I'm not even sure this is a mutation, it sounds like a gene variation, not a spontaneous mutation.
Ter447 variant was negatively associated with neuropathologically verified brain infarcts (P = 0.006), and even more strongly with small brain infarcts (P = 0.004).
The rest of the anecdotal evidence show no improvement of vital organs or anykind other then a slight selective advantage for a short time.
And like it or not, the homozygous genotype for the CCR5d32 mutation does prevent people from developing AIDS (based on HIV-1). So it's definitely beneficial in that context.
No, it does not prevent people from getting full blown AIDs it just hinders the outset of it.

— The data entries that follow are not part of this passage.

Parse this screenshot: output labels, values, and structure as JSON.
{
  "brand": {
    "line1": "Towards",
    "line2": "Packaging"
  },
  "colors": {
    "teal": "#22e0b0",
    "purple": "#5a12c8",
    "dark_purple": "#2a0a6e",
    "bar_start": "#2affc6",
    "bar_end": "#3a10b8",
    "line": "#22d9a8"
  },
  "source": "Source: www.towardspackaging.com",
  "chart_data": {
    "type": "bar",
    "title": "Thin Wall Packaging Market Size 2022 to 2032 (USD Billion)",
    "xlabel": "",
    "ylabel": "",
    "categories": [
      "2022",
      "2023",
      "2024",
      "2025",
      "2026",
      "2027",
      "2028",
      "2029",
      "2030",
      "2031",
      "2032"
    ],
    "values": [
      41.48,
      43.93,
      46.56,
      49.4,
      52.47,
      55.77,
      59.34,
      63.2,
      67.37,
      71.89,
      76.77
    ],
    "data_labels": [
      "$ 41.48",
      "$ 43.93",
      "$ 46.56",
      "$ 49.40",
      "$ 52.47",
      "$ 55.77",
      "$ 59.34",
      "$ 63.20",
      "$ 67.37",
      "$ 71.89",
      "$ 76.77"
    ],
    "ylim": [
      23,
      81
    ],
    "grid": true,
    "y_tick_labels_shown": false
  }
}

Slight selective advantages, to a small minority, for a brief period of time is neither evolutionary adaptation nor a genetic basis for major morphological innovation. Its called equivication Pete and its a fallacy:
"Equivocation is the type of ambiguity which occurs when a single word or phrase is ambiguous, and this ambiguity is not grammatical but lexical. So, when a phrase equivocates, it is not due to grammar, but to the phrase as a whole having two distinct meanings.
Of course, most words are ambiguous, but context usually makes a univocal meaning clear. Also, equivocation alone is not fallacious, though it is a linguistic boobytrap which can trip people into committing a fallacy. The Fallacy of Equivocation occurs when an equivocal word or phrase makes an unsound argument appear sound."
http://www.fallacyfiles.org/equivoqu.html
There is an old adage in evangelical theology, 'a text without a context is a pretext'.